Projects

Transferithm

Calibrated transfer windows for the people who actually read the rumour mill.

StatusActive
Started2025-10
Stackpython · duckdb · scikit-learn · sportmonks · langchain · langgraph · pgvector · astro

What it is

A six-layer prediction system that fuses three independent streams of evidence — structural data (contracts, wages, age curves), rumour signals (NLP over a corpus of newsroom articles), and historical priors from Sportmonks — into a single calibrated probability per player per window.

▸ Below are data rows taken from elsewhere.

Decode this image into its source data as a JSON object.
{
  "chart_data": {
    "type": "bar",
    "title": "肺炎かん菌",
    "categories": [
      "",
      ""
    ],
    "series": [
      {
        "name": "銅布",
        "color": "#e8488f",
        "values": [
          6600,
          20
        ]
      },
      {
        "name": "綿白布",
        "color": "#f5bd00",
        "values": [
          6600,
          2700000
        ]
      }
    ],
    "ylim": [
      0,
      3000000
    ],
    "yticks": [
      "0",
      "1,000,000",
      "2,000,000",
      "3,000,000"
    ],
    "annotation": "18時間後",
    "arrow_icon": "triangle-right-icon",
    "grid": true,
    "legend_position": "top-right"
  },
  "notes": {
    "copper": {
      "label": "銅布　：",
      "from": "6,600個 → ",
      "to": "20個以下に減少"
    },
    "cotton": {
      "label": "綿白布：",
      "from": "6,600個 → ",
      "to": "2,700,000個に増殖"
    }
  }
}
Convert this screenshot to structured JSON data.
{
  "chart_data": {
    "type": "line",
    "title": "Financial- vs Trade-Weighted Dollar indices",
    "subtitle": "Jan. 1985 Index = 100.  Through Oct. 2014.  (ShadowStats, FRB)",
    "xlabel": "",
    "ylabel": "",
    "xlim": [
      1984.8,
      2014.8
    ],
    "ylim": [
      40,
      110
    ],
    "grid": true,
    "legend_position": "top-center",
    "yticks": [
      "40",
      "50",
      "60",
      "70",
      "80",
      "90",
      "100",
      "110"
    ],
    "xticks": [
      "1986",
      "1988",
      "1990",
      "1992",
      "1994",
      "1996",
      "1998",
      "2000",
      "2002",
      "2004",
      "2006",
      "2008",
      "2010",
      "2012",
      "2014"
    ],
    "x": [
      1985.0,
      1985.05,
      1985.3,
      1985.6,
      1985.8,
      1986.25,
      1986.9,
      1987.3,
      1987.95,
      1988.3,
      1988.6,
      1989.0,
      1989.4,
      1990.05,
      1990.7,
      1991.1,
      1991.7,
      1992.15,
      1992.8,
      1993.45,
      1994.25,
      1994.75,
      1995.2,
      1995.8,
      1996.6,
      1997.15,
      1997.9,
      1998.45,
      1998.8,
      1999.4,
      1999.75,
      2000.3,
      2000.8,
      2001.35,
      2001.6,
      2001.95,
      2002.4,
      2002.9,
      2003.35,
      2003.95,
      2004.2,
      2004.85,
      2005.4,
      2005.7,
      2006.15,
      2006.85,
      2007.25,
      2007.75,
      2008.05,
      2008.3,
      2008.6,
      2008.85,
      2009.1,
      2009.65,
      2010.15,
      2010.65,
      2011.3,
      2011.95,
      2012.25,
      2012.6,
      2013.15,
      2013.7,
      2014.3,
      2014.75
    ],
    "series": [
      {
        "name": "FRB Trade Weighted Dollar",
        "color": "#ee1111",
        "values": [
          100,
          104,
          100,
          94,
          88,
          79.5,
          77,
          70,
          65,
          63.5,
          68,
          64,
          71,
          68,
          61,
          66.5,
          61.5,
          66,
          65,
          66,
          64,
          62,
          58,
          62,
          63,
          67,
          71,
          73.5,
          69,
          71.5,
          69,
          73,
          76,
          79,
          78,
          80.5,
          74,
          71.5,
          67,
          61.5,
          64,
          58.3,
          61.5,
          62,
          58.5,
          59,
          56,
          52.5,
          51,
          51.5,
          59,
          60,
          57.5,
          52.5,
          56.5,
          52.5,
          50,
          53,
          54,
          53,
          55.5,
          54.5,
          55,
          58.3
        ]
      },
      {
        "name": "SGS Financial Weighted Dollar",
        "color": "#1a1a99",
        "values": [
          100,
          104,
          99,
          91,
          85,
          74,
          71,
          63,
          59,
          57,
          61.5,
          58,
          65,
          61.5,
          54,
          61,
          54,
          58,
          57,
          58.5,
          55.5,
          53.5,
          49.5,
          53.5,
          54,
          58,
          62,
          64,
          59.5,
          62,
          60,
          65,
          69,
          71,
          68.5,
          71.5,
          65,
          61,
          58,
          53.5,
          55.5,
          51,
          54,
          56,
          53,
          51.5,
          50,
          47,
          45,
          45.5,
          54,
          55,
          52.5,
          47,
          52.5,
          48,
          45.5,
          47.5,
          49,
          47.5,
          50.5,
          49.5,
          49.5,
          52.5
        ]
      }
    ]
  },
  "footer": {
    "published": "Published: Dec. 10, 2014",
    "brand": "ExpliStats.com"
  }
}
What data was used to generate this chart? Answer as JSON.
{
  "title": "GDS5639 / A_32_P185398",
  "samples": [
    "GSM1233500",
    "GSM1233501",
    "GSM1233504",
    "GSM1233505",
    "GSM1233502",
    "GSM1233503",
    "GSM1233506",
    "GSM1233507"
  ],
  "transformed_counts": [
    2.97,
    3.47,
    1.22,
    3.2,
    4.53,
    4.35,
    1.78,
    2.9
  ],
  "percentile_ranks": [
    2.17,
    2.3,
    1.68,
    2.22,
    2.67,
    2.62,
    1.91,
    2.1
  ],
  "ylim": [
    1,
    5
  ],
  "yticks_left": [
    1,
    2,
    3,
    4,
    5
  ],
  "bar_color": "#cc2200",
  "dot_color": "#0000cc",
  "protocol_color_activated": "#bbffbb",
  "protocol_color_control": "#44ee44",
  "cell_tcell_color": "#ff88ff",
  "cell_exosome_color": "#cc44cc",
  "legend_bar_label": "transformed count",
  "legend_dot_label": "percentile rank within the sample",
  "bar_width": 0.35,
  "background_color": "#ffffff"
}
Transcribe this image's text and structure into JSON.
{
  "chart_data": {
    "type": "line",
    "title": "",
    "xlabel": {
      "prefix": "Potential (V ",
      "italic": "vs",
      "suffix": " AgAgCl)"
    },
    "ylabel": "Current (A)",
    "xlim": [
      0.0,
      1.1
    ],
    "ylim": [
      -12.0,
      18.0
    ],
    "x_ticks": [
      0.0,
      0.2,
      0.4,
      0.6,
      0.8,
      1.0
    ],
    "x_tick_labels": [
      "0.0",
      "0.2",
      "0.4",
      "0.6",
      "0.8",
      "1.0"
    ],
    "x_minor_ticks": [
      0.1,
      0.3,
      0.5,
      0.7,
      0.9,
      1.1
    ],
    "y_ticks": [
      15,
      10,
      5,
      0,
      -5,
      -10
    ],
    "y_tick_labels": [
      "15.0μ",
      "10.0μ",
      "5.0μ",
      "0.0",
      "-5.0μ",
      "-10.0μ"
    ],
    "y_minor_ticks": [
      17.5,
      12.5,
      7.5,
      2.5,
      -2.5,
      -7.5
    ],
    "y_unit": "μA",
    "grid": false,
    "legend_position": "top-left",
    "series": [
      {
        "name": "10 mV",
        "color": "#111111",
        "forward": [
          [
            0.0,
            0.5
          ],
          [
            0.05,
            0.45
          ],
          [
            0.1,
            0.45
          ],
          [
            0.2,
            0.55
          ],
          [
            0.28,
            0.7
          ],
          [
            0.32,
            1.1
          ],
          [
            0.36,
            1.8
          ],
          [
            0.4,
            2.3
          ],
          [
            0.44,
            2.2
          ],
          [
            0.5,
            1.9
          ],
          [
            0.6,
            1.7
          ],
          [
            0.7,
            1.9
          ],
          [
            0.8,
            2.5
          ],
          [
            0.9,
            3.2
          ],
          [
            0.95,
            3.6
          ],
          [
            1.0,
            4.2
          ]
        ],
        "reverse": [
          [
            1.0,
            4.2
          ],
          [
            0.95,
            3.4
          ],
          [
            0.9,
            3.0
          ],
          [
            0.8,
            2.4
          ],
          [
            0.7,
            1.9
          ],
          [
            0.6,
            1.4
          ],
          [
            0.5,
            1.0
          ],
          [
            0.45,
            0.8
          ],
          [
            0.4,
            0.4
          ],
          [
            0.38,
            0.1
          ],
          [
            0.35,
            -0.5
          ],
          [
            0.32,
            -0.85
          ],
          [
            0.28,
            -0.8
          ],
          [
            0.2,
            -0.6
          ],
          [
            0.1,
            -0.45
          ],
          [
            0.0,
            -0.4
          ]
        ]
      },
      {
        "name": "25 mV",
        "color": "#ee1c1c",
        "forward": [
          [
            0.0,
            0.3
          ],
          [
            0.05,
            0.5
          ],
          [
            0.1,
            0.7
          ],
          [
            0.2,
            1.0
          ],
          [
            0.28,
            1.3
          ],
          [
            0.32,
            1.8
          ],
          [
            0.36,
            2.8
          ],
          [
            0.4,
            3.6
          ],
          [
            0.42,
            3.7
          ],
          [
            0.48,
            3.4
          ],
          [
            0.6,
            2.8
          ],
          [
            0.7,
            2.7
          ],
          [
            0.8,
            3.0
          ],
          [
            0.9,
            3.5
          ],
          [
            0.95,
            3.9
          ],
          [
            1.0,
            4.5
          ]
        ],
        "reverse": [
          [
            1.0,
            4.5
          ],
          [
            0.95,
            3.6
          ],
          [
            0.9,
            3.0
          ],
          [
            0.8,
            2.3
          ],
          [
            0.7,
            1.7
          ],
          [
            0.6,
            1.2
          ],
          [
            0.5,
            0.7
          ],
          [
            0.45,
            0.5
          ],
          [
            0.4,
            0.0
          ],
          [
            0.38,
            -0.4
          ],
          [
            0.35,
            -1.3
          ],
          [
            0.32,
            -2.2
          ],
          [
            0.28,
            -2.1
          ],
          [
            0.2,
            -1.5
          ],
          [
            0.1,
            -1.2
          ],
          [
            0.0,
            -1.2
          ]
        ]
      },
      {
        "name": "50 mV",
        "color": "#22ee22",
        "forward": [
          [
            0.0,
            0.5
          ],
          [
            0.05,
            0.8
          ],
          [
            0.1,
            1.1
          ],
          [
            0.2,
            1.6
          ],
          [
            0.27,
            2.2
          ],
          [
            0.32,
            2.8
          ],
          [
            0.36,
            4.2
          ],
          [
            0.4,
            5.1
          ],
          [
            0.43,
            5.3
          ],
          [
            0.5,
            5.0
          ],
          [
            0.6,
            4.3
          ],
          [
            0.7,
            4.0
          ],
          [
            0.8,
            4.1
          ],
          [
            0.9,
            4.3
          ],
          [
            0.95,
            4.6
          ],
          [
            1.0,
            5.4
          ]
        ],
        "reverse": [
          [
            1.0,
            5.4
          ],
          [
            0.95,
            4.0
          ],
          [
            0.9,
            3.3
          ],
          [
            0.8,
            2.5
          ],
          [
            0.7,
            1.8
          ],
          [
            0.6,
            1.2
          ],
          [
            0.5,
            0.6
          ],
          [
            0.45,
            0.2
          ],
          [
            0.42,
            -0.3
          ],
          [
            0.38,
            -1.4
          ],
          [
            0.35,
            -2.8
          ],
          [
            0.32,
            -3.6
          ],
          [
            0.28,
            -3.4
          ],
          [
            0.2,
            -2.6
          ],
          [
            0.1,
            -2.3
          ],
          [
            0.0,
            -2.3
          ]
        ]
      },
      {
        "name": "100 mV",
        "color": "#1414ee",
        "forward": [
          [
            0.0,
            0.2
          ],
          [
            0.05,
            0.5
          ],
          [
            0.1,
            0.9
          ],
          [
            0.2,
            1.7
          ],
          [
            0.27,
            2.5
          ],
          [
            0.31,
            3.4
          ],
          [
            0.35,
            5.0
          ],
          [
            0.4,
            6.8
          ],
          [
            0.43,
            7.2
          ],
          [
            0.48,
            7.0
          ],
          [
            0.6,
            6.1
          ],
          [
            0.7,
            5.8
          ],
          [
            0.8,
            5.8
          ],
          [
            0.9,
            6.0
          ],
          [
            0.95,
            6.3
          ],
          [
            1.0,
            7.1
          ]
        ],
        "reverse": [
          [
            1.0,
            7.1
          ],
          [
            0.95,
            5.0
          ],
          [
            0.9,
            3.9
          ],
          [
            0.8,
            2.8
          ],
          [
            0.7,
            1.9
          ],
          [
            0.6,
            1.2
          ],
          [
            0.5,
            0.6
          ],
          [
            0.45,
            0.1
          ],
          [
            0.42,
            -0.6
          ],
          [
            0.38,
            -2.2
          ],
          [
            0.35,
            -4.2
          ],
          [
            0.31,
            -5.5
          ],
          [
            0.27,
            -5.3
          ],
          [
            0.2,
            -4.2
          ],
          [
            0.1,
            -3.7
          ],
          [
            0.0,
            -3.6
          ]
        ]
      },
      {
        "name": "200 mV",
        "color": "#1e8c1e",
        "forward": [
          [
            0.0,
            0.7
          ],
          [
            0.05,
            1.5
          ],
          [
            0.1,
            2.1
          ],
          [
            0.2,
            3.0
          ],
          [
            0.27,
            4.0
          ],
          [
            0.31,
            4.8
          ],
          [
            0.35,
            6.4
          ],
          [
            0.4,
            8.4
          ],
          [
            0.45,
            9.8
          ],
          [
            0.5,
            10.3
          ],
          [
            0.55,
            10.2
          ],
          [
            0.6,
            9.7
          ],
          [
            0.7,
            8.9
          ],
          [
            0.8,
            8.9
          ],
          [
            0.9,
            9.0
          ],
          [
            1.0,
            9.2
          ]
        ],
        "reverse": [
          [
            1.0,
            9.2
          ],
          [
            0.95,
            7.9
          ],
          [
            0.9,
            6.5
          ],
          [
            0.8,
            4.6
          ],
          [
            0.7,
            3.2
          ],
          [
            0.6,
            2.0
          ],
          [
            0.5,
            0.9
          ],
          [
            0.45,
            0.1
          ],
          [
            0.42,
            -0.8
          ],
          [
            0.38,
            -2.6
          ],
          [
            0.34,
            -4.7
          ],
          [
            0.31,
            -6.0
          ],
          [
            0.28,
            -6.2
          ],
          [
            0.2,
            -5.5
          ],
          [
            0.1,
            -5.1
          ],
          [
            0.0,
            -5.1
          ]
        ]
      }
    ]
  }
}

The system is being built ahead of the 2026 World Cup, with the goal of publishing a public weekly probability sheet during the summer transfer window.

Why this and not a deep learning model

Soccer transfer prediction is a low-volume, high-stakes domain: a few hundred predictions per window, every one of them retroactively scoreable against a public outcome. In that setting the moat is not modelling capacity — it’s calibration. A Brier-calibrated model with auditable signal weights is something a journalist or an analyst can defend in print. A black-box deep model is not.

This is also the project where I get to work through the architecture patterns most relevant to Applied AI SA roles: two-stage retrieval, multi-source signal fusion, post-hoc calibration, agent-style orchestration via LangGraph, eval harnesses, and observability via Langfuse.

Status

Layer 0 (data ingestion) and Layer 1 (structural feature store) are in active build. Public dashboard targeted for the 2026 summer window. RITHM, the canonical scoring system, replaces an earlier intelligence-analysis prototype.

Linked writing

The architecture writeup will live under /writing/ once it’s published. Until then this page is the canonical pointer.